So here is my problem....
At the start of a week, a coal mine has a high-capacity storage bin that is half full. During the week, 20 loads of coal are added to the storage bin. Each load of coal has a volume that is normally distributed with mean 1.50 cubic yards and standard deviation 0.25 cubic yards.
During the same week, coal is removed from the storage bin and loaded into 4 railroad cars. The amount of coal loaded into each railroad car is normally distributed with mean 7.25 cubic yards and standard deviation 0.50 cubic yards.
The amounts added to the storage bin or removed from the storage bin are mutually independent.
Calculate the probability that the storage bin contains more coal at the end of the week than it had at the beginning of the week.

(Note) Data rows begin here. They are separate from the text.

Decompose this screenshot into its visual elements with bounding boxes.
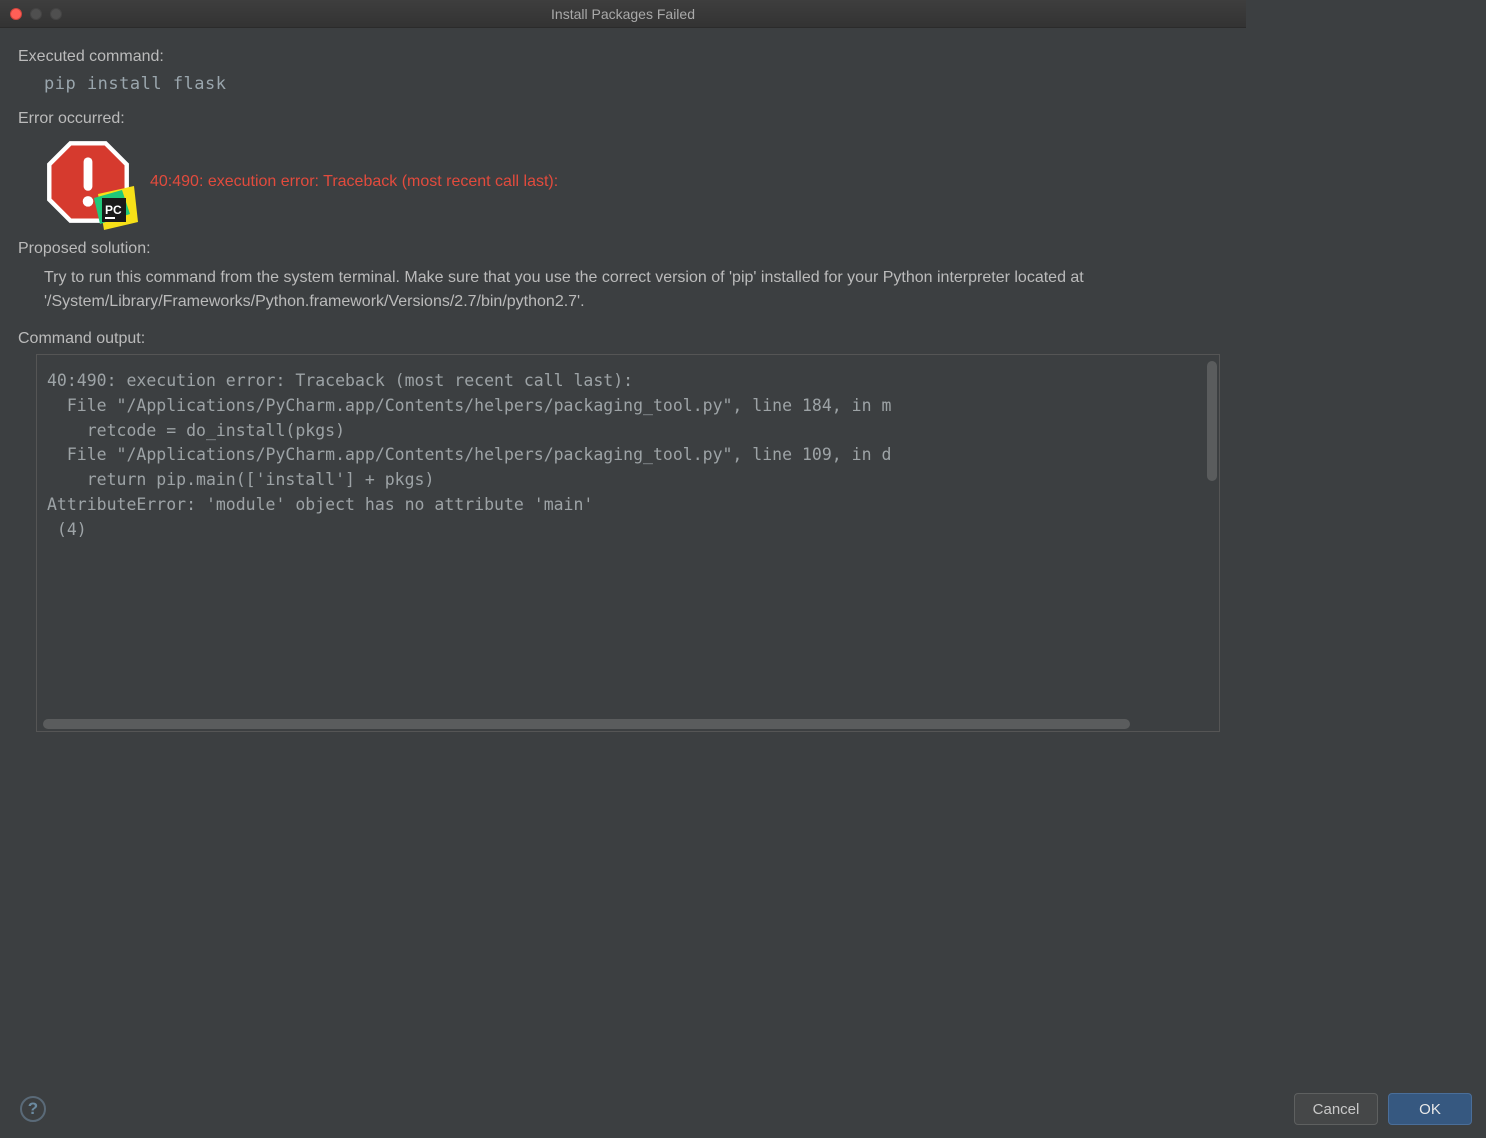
error-occurred-label: Error occurred: — [18, 110, 1228, 128]
vertical-scrollbar[interactable] — [1207, 361, 1217, 481]
svg-text:PC: PC — [105, 203, 122, 217]
window-controls — [0, 8, 62, 20]
command-output-text: 40:490: execution error: Traceback (most… — [47, 371, 891, 539]
error-icon-composite: PC — [44, 138, 132, 226]
error-row: PC 40:490: execution error: Traceback (m… — [18, 134, 1228, 234]
close-window-icon[interactable] — [10, 8, 22, 20]
minimize-window-icon — [30, 8, 42, 20]
proposed-solution-text: Try to run this command from the system … — [18, 264, 1228, 324]
command-output-box[interactable]: 40:490: execution error: Traceback (most… — [36, 354, 1220, 732]
dialog-content: Executed command: pip install flask Erro… — [0, 28, 1246, 732]
command-output-label: Command output: — [18, 330, 1228, 348]
pycharm-icon: PC — [92, 184, 140, 232]
help-icon: ? — [28, 1099, 38, 1119]
maximize-window-icon — [50, 8, 62, 20]
executed-command-value: pip install flask — [18, 72, 1228, 104]
horizontal-scrollbar[interactable] — [43, 719, 1130, 729]
executed-command-label: Executed command: — [18, 48, 1228, 66]
dialog-footer: ? Cancel OK — [0, 1080, 1486, 1138]
window-title: Install Packages Failed — [551, 6, 695, 22]
titlebar: Install Packages Failed — [0, 0, 1246, 28]
cancel-button-label: Cancel — [1313, 1101, 1360, 1118]
ok-button[interactable]: OK — [1388, 1093, 1472, 1125]
cancel-button[interactable]: Cancel — [1294, 1093, 1378, 1125]
help-button[interactable]: ? — [20, 1096, 46, 1122]
error-message: 40:490: execution error: Traceback (most… — [150, 173, 558, 191]
ok-button-label: OK — [1419, 1101, 1441, 1118]
proposed-solution-label: Proposed solution: — [18, 240, 1228, 258]
button-row: Cancel OK — [1294, 1093, 1472, 1125]
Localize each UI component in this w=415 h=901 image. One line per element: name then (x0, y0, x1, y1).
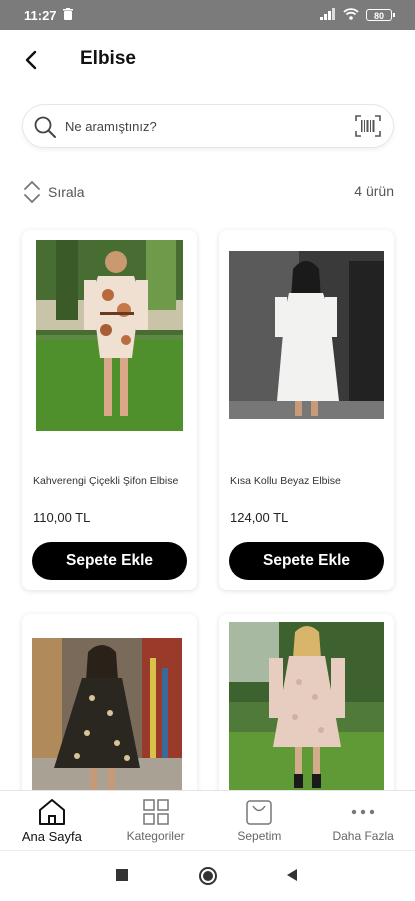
nav-more[interactable]: Daha Fazla (311, 791, 415, 851)
battery-icon: 80 (366, 9, 395, 21)
home-system-button[interactable] (198, 866, 218, 891)
product-card[interactable] (219, 614, 394, 814)
app-header: Elbise (0, 30, 415, 88)
back-button[interactable] (18, 47, 44, 73)
product-image[interactable] (229, 622, 384, 790)
nav-home[interactable]: Ana Sayfa (0, 791, 104, 851)
recent-apps-button[interactable] (115, 868, 129, 887)
search-input[interactable]: Ne aramıştınız? (65, 119, 157, 134)
product-card[interactable]: Kahverengi Çiçekli Şifon Elbise 110,00 T… (22, 230, 197, 590)
nav-more-label: Daha Fazla (332, 829, 394, 843)
sort-icon (24, 181, 40, 203)
product-name[interactable]: Kısa Kollu Beyaz Elbise (230, 475, 341, 487)
add-to-cart-button[interactable]: Sepete Ekle (32, 542, 187, 580)
triangle-back-icon (287, 869, 297, 881)
sort-bar: Sırala 4 ürün (22, 176, 394, 206)
status-bar: 11:27 80 (0, 0, 415, 30)
chevron-left-icon (25, 50, 37, 70)
product-price: 110,00 TL (33, 510, 91, 525)
search-icon (33, 115, 57, 144)
product-price: 124,00 TL (230, 510, 289, 525)
barcode-scan-icon[interactable] (355, 115, 381, 142)
home-icon (38, 799, 65, 825)
page-title: Elbise (80, 48, 136, 69)
signal-icon (320, 7, 336, 23)
nav-cart-label: Sepetim (237, 829, 282, 843)
add-to-cart-button[interactable]: Sepete Ekle (229, 542, 384, 580)
product-count: 4 ürün (354, 183, 394, 199)
trash-icon (62, 7, 73, 23)
product-image[interactable] (229, 251, 384, 419)
product-card[interactable] (22, 614, 197, 814)
wifi-icon (343, 7, 359, 23)
nav-cart[interactable]: Sepetim (208, 791, 312, 851)
nav-categories-label: Kategoriler (126, 829, 185, 843)
nav-home-label: Ana Sayfa (21, 829, 82, 844)
grid-icon (142, 799, 169, 825)
bottom-navigation: Ana Sayfa Kategoriler Sepetim Daha Fazla (0, 790, 415, 851)
circle-icon (199, 867, 217, 885)
search-bar[interactable]: Ne aramıştınız? (22, 104, 394, 148)
product-image[interactable] (36, 240, 183, 431)
nav-categories[interactable]: Kategoriler (104, 791, 208, 851)
sort-button[interactable]: Sırala (22, 180, 85, 204)
product-name[interactable]: Kahverengi Çiçekli Şifon Elbise (33, 475, 178, 487)
system-navigation-bar (0, 850, 415, 901)
more-icon (351, 809, 375, 815)
sort-label: Sırala (48, 184, 85, 200)
bag-icon (246, 800, 273, 825)
status-time: 11:27 (24, 7, 57, 23)
product-image[interactable] (32, 638, 182, 790)
product-card[interactable]: Kısa Kollu Beyaz Elbise 124,00 TL Sepete… (219, 230, 394, 590)
back-system-button[interactable] (285, 868, 299, 887)
square-icon (116, 869, 128, 881)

Add=A~$N(1.5,0.0625)$ Remove=R~$N(7.25,0.25)$
I am applying the following linear transformation:
$Q=20A-4R$
My approach:
$E(Q)=20E(A)-4E(R)=20(1.5)-4(7.25)=1$
$Var(Q)=400Var(A)+16Var(R)=400(.0625)+16(.25)=29$
My problem:
Solution shows $Var(Q)= 2.25$
Their solution:
With each load of coal having mean 1.5 and standard deviation 0.25, twenty loads have a mean of 20(1.5) = 30 and a variance of 20(0.0625) = 1.25. The total amount removed is normal with mean 4(7.25) = 29 and standard deviation 4(0.25) = 1. The difference is normal with mean 30 – 29 = 1 and standard deviation sqrt(1.25 + 1) = 1.5. If D is that difference, then $P(D>0)=P(Z>\frac{0-1}{1.5}=-0.67)=0.7486$
My Question
Is the solution wrong? I thought that $Var(Q)=Var(20A-4R)=400Var(A)+16Var(R)$
This is from #235 in SOA handbook for probability problems.